For the Bees
Most of us are probably aware of the importance of bees, from pollinating almost everything we eat to the production of honey, beeswax, pollen, royal jelly, and propolis. Bees are so vital and so fascinating, that they’ve been studied and connected to human society for thousands of years.
“All the great thinkers have become beekeepers,” says Erin MacGregor-Forbes, CMBG’s Chief Operating Officer, co-owner of Overland Apiaries, Chairman of the Eastern Apicultural Society (the largest noncommercial beekeeping society in the country), and guru of the Gardens’ apiary.
What is it about bees that’s so fascinating? “Bees aren’t domesticated; they’re livestock, not pets—they swarm, change.

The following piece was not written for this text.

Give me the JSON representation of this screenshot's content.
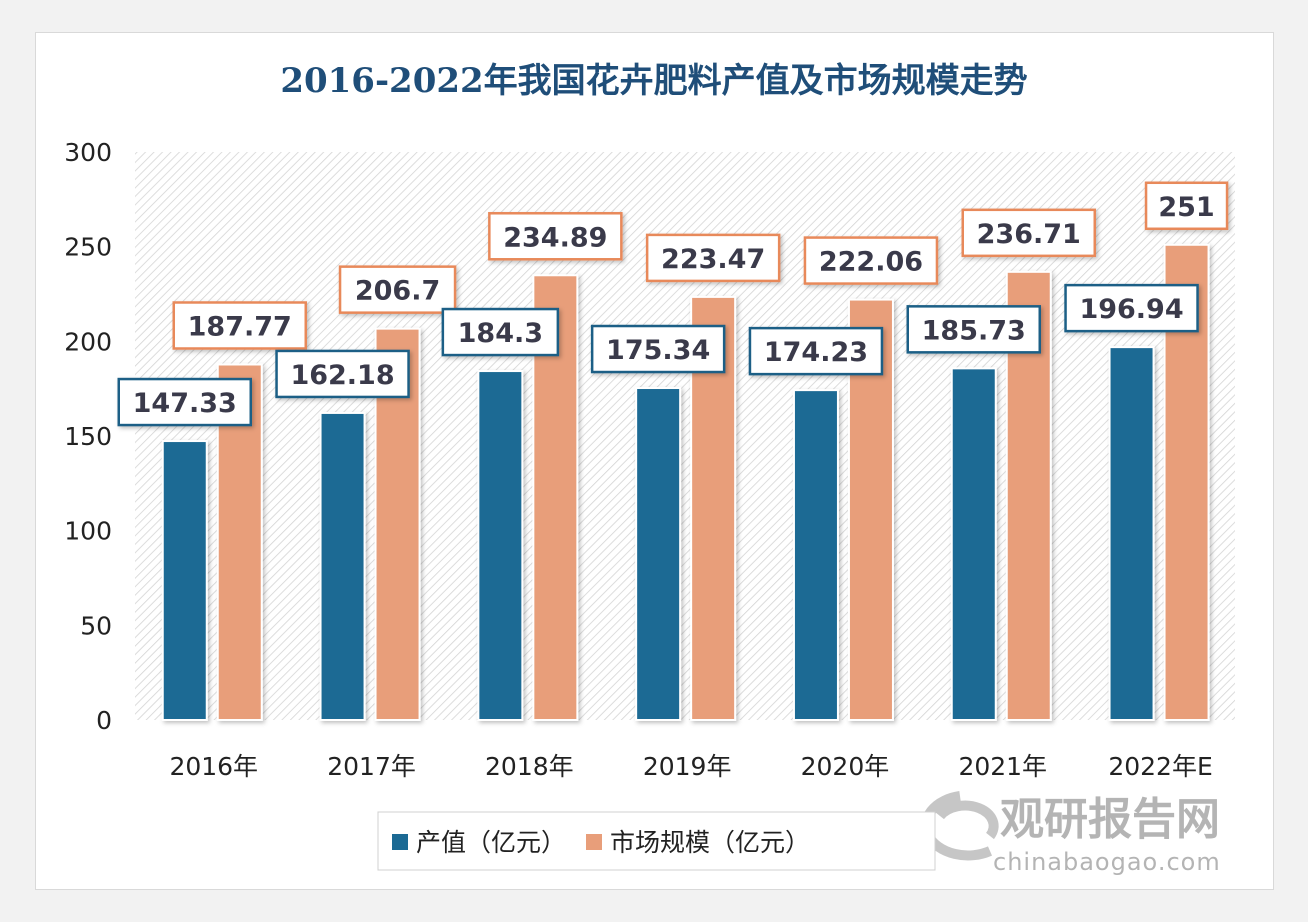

You can’t contain them. We’re more caretakers or managers than bosses. Nobody’s the boss of the bees,” Erin says. “They have community spirit and this determination to create a stable, functional home complete with social interactions, sanitation, information and transport systems, division of labor, and peaceful cohabitation.” In other words, no individual bee succeeds unless the whole colony succeeds—cooperation and the collective good come first.

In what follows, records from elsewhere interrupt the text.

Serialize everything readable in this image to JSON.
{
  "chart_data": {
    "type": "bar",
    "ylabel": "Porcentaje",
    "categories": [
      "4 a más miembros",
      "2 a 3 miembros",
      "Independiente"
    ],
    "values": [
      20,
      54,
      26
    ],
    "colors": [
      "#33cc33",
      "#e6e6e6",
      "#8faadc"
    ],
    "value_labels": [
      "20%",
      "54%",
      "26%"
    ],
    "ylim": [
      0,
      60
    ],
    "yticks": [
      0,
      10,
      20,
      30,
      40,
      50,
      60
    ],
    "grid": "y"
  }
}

Thanks to Erin’s mad beekeeping skills, CMBG’s apiary boasts nine hives—and they’re incredibly active. “Massive pollination happens here,” Erin says. “The reality in nature is that honeybees make the plants perform better,” she explains. “Imagine a fruit tree where there are no native pollinators. The tree atrophies and doesn’t flower well. Fruiting makes hormones that stimulate flowering. If you start pollinating an older tree, the next year it actually produces more fruit. It’s a feedback loop, a regenerative system—more flowers, more fruit, more seed.”
Has all of this got you curious about bees? You can always learn more at CMBG, from observing bee behavior in one of our many gardens to discovering bee-centric books and products in the Gardenshop.
“Bees make a difference in awareness,” Erin concludes. “People get curious about them and, really, they’ve changed the way we see community. The bees have affected the people of the Gardens as much as they’ve affected the plants.”